US hyperscalers can offer useful layers: residence, controls, audits, commitments. But Europe shouldn’t confuse “compliance” with “sovereignty.” Because in a world of rising tensions, structural dependence always leaves a mark: in the form of legal uncertainty, political pressure, or exit costs.
If European sovereignty is to be taken seriously — 100%, with no asterisks — the coherent strategy is to reinforce and prioritize the European cloud infrastructure ecosystem.

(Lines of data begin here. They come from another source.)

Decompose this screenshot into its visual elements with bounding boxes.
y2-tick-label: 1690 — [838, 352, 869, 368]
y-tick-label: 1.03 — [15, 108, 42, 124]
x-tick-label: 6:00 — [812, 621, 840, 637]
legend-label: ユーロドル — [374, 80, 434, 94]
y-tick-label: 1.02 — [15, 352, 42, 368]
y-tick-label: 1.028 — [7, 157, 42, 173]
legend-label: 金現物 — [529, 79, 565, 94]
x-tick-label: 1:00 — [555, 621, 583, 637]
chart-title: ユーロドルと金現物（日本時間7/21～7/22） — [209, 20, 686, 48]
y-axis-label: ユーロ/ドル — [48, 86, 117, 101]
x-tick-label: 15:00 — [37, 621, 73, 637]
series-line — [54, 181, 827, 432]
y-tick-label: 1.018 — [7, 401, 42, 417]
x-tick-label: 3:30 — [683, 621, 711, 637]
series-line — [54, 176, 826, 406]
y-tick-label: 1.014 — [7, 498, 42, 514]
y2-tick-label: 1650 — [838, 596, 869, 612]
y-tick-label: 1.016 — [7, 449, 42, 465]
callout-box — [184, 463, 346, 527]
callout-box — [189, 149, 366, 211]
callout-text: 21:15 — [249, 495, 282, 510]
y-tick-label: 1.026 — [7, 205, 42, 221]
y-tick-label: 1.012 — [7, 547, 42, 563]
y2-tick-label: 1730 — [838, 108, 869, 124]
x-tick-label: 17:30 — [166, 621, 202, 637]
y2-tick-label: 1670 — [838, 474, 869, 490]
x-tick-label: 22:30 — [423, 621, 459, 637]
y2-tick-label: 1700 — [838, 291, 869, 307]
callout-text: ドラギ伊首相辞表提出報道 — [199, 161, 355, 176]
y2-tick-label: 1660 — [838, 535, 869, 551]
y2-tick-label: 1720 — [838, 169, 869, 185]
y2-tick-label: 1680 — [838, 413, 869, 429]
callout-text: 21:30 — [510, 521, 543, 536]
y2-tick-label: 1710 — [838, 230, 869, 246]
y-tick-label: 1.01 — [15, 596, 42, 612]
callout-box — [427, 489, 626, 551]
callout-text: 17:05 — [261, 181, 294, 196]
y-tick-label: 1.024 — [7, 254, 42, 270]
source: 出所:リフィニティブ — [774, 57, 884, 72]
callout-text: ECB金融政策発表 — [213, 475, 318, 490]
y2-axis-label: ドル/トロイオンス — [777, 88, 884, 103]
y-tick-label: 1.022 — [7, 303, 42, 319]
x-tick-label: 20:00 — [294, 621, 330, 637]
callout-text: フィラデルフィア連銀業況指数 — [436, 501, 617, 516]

Not as an ideological gesture, but as a policy for security, continuity, and economic autonomy.
Frequently Asked Questions
What does “real” cloud sovereignty mean for a European public administration?
That the provider is under European control and jurisdiction, with operation and data within the EU, and with clear mechanisms for auditing and reversibility to avoid captivity.
Why doesn’t a “European” cloud from an American company equal 100% sovereignty?
Because geographic residence doesn’t eliminate the provider’s country of origin jurisdiction nor its ultimate corporate control.
Which European providers are often cited as sovereign alternatives?
OVHcloud, Hetzner, and Stackscale are common examples, along with others covering from IaaS and bare metal to managed services.
How can dependency risks be reduced if already using AWS, Azure, or Google Cloud?
By designing an exit plan: prioritizing portable technologies (containers, Kubernetes, migratable databases), exportable copies, and architecture that avoids relying on proprietary services without alternatives.